Being Special…Thursday, December 31, 2009 11:04
I remember listening carefully to what he was saying. I observed very closely how his face reactions were and how he moved as he held everyone around him hooked! Damn! I thought to myself – when would I ever be so special?
The next few years of school, I spent closely observing scores of people trying to see what made them special or why would everyone want to be friends with that one person.
What is it that that makes people special? I would then compile the list of things that I’d think would make me special and imitate is just as these people would do. Guess what? I was pretty successful at it. There was a stage when I’d proudly say that everything in me was learned.
Then just out of college I was thrown into a world that I’d never imagined. I thought the same trick would work here as well but this time it was way too complex! Every person I met was different and has something extraordinary in them.

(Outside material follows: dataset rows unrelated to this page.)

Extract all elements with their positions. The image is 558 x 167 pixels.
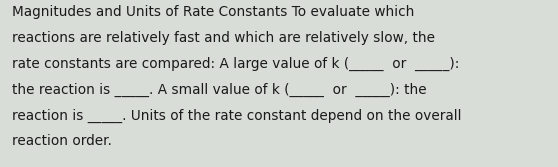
- Text: reactions are relatively fast and which are relatively slow, the: reactions are relatively fast and which …: [12, 31, 435, 45]
- Text: the reaction is _____. A small value of k (_____  or  _____): the: the reaction is _____. A small value of …: [12, 83, 427, 97]
- Text: rate constants are compared: A large value of k (_____  or  _____):: rate constants are compared: A large val…: [12, 57, 460, 71]
- Text: Magnitudes and Units of Rate Constants To evaluate which: Magnitudes and Units of Rate Constants T…: [12, 5, 415, 19]
- Text: reaction is _____. Units of the rate constant depend on the overall: reaction is _____. Units of the rate con…: [12, 109, 462, 123]
- Text: reaction order.: reaction order.: [12, 134, 112, 148]
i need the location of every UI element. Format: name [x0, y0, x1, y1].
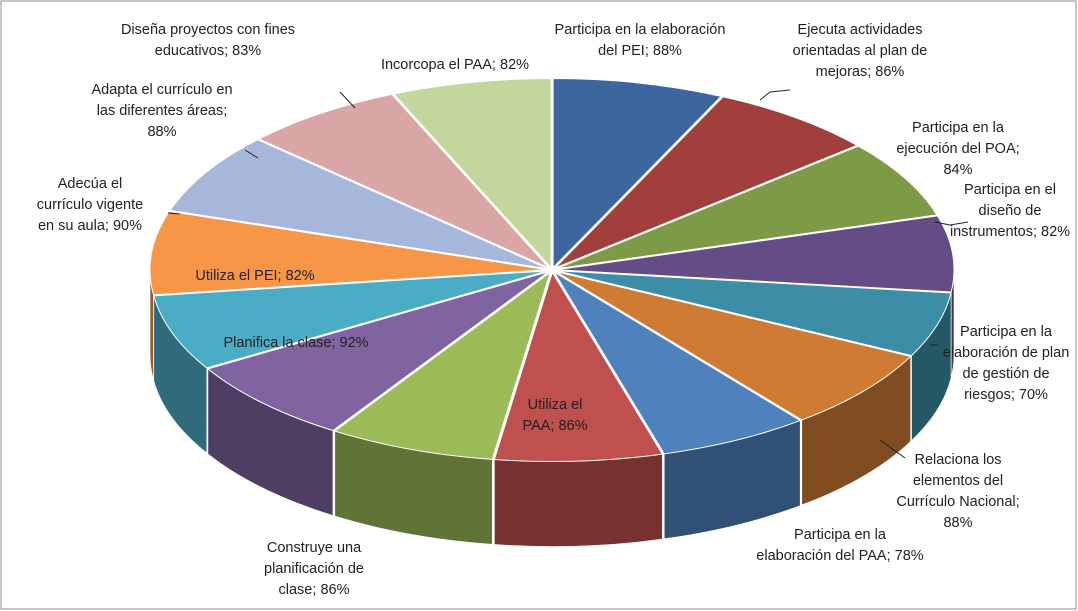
label-category: Adecúa el currículo vigente en su aula; — [36, 176, 144, 234]
label-value: 88% — [943, 515, 973, 531]
label-category: Participa en la ejecución del POA; — [896, 120, 1020, 157]
data-label: Relaciona los elementos del Currículo Na… — [883, 450, 1033, 534]
slice — [153, 270, 548, 369]
label-value: 82% — [285, 268, 315, 284]
label-value: 88% — [652, 43, 682, 59]
data-label: Diseña proyectos con fines educativos; 8… — [108, 20, 308, 62]
data-label: Construye una planificación de clase; 86… — [244, 538, 384, 601]
label-category: Relaciona los elementos del Currículo Na… — [896, 452, 1020, 510]
slice — [149, 210, 548, 296]
label-category: Construye una planificación de clase; — [264, 540, 364, 598]
slice — [206, 271, 549, 432]
label-value: 88% — [147, 124, 177, 140]
slice — [257, 93, 550, 269]
leader-line — [339, 91, 356, 109]
label-category: Participa en el diseño de instrumentos; — [949, 182, 1056, 240]
data-label: Ejecuta actividades orientadas al plan d… — [785, 20, 935, 83]
label-value: 92% — [339, 335, 369, 351]
data-label: Participa en el diseño de instrumentos; … — [948, 180, 1073, 243]
leader-line — [879, 439, 906, 459]
label-value: 84% — [943, 162, 973, 178]
label-category: Planifica la clase; — [223, 335, 336, 351]
slice — [392, 78, 552, 269]
data-label: Planifica la clase; 92% — [221, 333, 371, 354]
label-category: Participa en la elaboración del PEI; — [554, 22, 726, 59]
slice — [333, 271, 552, 460]
label-category: Participa en la elaboración del PAA; — [756, 527, 891, 564]
label-value: 86% — [875, 64, 905, 80]
data-label: Participa en la ejecución del POA; 84% — [883, 118, 1033, 181]
label-value: 83% — [232, 43, 262, 59]
slice — [554, 96, 859, 269]
pie-tops — [149, 78, 955, 462]
data-label: Adecúa el currículo vigente en su aula; … — [35, 174, 145, 237]
slice — [555, 271, 912, 421]
data-label: Utiliza el PEI; 82% — [160, 266, 350, 287]
leader-lines — [167, 89, 969, 459]
label-value: 90% — [112, 218, 142, 234]
leader-line — [759, 89, 791, 101]
data-label: Incorcopa el PAA; 82% — [345, 55, 565, 76]
data-label: Participa en la elaboración del PAA; 78% — [755, 525, 925, 567]
leader-line — [244, 149, 259, 159]
data-label: Adapta el currículo en las diferentes ár… — [82, 80, 242, 143]
label-value: 70% — [1018, 387, 1048, 403]
leader-line — [934, 221, 969, 226]
label-value: 82% — [500, 57, 530, 73]
data-label: Participa en la elaboración del PEI; 88% — [553, 20, 728, 62]
slice — [553, 271, 802, 455]
label-value: 86% — [320, 582, 350, 598]
label-value: 78% — [894, 548, 924, 564]
leader-line — [167, 212, 181, 215]
label-category: Utiliza el PAA; — [522, 397, 583, 434]
slice — [493, 271, 664, 462]
slice-side — [494, 453, 663, 547]
slice — [556, 215, 955, 293]
label-category: Diseña proyectos con fines educativos; — [120, 22, 296, 59]
label-category: Incorcopa el PAA; — [380, 57, 496, 73]
label-category: Participa en la elaboración de plan de g… — [942, 324, 1070, 403]
slice — [556, 270, 952, 357]
label-category: Adapta el currículo en las diferentes ár… — [91, 82, 233, 119]
label-value: 86% — [558, 418, 588, 434]
slice — [169, 139, 548, 270]
slice — [556, 145, 938, 270]
label-category: Ejecuta actividades orientadas al plan d… — [792, 22, 928, 80]
pie-sides — [149, 269, 955, 547]
data-label: Participa en la elaboración de plan de g… — [941, 322, 1071, 406]
label-value: 82% — [1041, 224, 1071, 240]
data-label: Utiliza el PAA; 86% — [510, 395, 600, 437]
slice — [552, 78, 723, 269]
label-category: Utiliza el PEI; — [195, 268, 282, 284]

There was nothing in common and this startled me. It opposed my learning in life – that certain traits make people special. What next – of course, an identity crisis!
“Just be yourself” came the answer when I asked my manager what I should do as I struggled to cope up with this crisis. And then life changed forever…
Three years later, I know that I’m a special person, at least to a few people around me. Gone are the days when I would think about everything I’d do or say and reflect if I did the right thing or not. Gone are those days when I’d reflect from whom I acquired a particular habit.
These days, anytime I do say or do something different, I take pride in it and stop for a minute to remember, “I’m just being myself. To hell with being special. I just want to be myself and nothing more!”